- Native name: Vụ án Nguyễn Hải Dương
- Location: 11°28′20″N 106°36′53″E﻿ / ﻿11.4722930°N 106.6147557°E Minh Hưng commune, Chơn Thành district, Bình Phước province, Vietnam
- Date: July 7, 2015
- Attack type: Mass murder, robbery
- Deaths: 6
- Perpetrators: Nguyễn Hải Dương; Vũ Văn Tiến; Trần Đình Thoại (accomplice);
- Motive: Revenge, robbery

= 2015 Bình Phước massacre =

Vietnamese crime

The 2015 Bình Phước massacre (Vụ thảm sát ở Bình Phước năm 2015) was a mass murder that took place in Vietnam on 7 July 2015, in Bình Phước province. Nguyễn Hải Dương, with the help of Vũ Văn Tiến, murdered six members of a family in their home. The motive was revenge after Dương's relationship with a victim's daughter ended, combined with an intent to rob the family. A third accomplice, Trần Đình Thoại, assisted in planning but did not participate in the killings. Dương and Tiến were sentenced to death and executed in 2017 and 2018, respectively, while Thoại received a 16-year prison sentence.

== Background ==
Nguyễn Hải Dương (born 1991), from An Giang province, had been in a relationship with Lê Thị Ánh Linh, the 22-year-old daughter of wealthy timber businessman Lê Văn Mỹ. The couple dated for over a year, but Linh's mother, Nguyễn Lê Thị Ánh Nga, opposed the relationship due to Dương's modest background. In May 2015, Linh ended the relationship and began dating someone else, which fueled Dương's resentment. Dương, who had previously worked for the family and knew their home layout, planned to kill the family as revenge and to steal their assets.
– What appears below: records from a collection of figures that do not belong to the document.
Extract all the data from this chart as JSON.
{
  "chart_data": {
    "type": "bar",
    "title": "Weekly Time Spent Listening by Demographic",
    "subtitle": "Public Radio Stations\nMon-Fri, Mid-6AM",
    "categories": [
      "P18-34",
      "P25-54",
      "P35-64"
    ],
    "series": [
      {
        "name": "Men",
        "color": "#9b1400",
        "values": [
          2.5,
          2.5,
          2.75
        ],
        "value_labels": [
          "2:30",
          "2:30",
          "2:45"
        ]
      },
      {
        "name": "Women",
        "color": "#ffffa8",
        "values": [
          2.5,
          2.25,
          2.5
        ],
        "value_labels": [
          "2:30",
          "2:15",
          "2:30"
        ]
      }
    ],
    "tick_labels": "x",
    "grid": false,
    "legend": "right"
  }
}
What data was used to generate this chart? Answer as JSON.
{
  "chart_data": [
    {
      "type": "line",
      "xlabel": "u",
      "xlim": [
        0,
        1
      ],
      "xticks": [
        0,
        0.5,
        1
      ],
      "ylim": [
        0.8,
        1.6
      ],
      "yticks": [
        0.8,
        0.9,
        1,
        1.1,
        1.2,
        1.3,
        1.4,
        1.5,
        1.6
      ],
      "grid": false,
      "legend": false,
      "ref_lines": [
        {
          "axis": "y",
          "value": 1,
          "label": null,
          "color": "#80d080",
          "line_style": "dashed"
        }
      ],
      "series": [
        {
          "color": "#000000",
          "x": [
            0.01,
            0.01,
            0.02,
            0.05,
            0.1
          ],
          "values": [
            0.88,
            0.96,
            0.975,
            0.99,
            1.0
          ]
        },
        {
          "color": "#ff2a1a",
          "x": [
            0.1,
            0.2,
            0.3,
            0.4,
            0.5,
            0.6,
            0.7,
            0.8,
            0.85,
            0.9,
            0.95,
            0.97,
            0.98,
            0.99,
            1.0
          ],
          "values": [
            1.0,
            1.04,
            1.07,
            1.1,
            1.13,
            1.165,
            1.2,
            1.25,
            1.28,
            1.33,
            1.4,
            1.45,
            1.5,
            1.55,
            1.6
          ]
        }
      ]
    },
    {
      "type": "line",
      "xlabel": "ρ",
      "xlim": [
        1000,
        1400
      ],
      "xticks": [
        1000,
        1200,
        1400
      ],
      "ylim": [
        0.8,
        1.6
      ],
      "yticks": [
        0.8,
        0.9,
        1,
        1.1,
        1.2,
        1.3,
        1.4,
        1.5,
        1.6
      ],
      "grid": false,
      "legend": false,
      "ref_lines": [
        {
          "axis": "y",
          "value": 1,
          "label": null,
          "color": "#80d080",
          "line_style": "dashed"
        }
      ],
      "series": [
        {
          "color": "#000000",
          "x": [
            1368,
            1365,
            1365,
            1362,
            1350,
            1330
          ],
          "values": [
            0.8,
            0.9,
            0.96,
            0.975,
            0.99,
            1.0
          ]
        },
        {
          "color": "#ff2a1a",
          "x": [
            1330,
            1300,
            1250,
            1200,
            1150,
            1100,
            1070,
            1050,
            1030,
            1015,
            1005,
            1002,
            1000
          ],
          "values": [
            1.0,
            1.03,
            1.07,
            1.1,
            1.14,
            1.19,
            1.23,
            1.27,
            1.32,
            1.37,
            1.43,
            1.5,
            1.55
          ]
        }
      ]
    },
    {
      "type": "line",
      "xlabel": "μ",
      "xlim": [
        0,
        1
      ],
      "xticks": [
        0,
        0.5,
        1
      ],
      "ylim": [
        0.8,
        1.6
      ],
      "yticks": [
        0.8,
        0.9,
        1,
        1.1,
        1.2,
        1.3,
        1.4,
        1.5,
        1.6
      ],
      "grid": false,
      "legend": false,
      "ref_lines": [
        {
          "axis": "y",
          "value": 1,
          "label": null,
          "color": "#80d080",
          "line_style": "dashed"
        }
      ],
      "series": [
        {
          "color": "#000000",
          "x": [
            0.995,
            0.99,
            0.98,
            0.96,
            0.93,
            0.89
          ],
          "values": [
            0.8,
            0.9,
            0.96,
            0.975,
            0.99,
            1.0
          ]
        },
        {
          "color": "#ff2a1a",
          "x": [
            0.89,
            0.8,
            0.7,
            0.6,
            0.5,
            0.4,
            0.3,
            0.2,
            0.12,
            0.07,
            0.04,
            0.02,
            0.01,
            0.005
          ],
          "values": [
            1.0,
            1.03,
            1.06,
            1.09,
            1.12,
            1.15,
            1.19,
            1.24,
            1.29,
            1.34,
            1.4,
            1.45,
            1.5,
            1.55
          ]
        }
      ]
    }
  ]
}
Dương recruited Trần Đình Thoại (born 1988) and later Vũ Văn Tiến (born 1991) for the crime, promising them a share of the stolen goods. Thoại helped purchase weapons but backed out after a failed attempt in June 2015. Tiến joined for the final act. The victims lived in a villa in Minh Hưng commune, which included a timber factory. The family was known for their wealth but modest lifestyle.

== Murders ==
In the early hours of 7 July 2015, Dương and Tiến entered the property through a gate opened by Linh's 14-year-old cousin, Dư Minh Vỹ, who had been bribed by Dương. They subdued Vỹ, strangled him, and stabbed him to death near the gate. They then broke into the house, restrained the other family members, and demanded money from a safe, which they could not open. The perpetrators systematically killed the victims by strangling them with ropes and stabbing them in the neck multiple times. The only survivor was 18-month-old Lê Thị Gia Linh (Lê Văn Mỹ's youngest daughter), whom Dương spared because he was fond of her. He cradled her back to sleep after the killings. The pair stole electronic devices and cash worth approximately 50 million VND (about US$2,200) but left other valuables untouched. They fled around 4:00 a.m. The bodies were discovered around 7:00 a.m. by a family employee.

== Victims ==

1. Lê Văn Mỹ (nicknamed "Quốc") – owner of the wood workshop, 47 year-old
2. Nguyễn Lê Thị Ánh Nga – Mỹ's wife, 42 year-old
3. Lê Thị Ánh Linh – daughter of Mỹ and Ánh Nga, 22 year-old
4. Lê Quốc Anh – son of Mỹ and Ánh Nga, 15 year-old
5. Dư Ngọc Tố Như – Ánh Nga's niece, 18 year-old
6. Dư Minh Vỹ – Ánh Nga's nephew, 14 year-old

== Investigation and arrests ==
The crime shocked Vietnam, prompting a rapid response from authorities. Minister of Public Security Trần Đại Quang directed a special task force. Investigators collected fingerprints, blood samples, and phone records, leading to Dương within days. Dương was arrested on 10 July 2015 at the victims' funeral after attempting to create an alibi. He confessed and implicated Tiến, who was captured the same day in Hóc Môn district, Ho Chi Minh City. Thoại was arrested on 10 August 2015 after evidence linked him to the planning. A crime scene reenactment was conducted, and the case was prosecuted for murder and robbery under Vietnam's Penal Code.

== Trial ==
The trial began on 17 December 2015 at the People's Court of Bình Phước. Dương and Tiến were convicted of murder and robbery, receiving death sentences for the brutality, killing of children, and multiple victims. Thoại was sentenced to 16 years (13 for murder, 3 for robbery) as an accomplice. Appeals were heard on 18 July 2016 at the High People's Court in Ho Chi Minh City, where the sentences were upheld.

== Executions ==
Nguyễn Hải Dương was executed by lethal injection on 17 November 2017 in Bình Dương province. Vũ Văn Tiến was executed on 20 September 2018 in Bình Phước.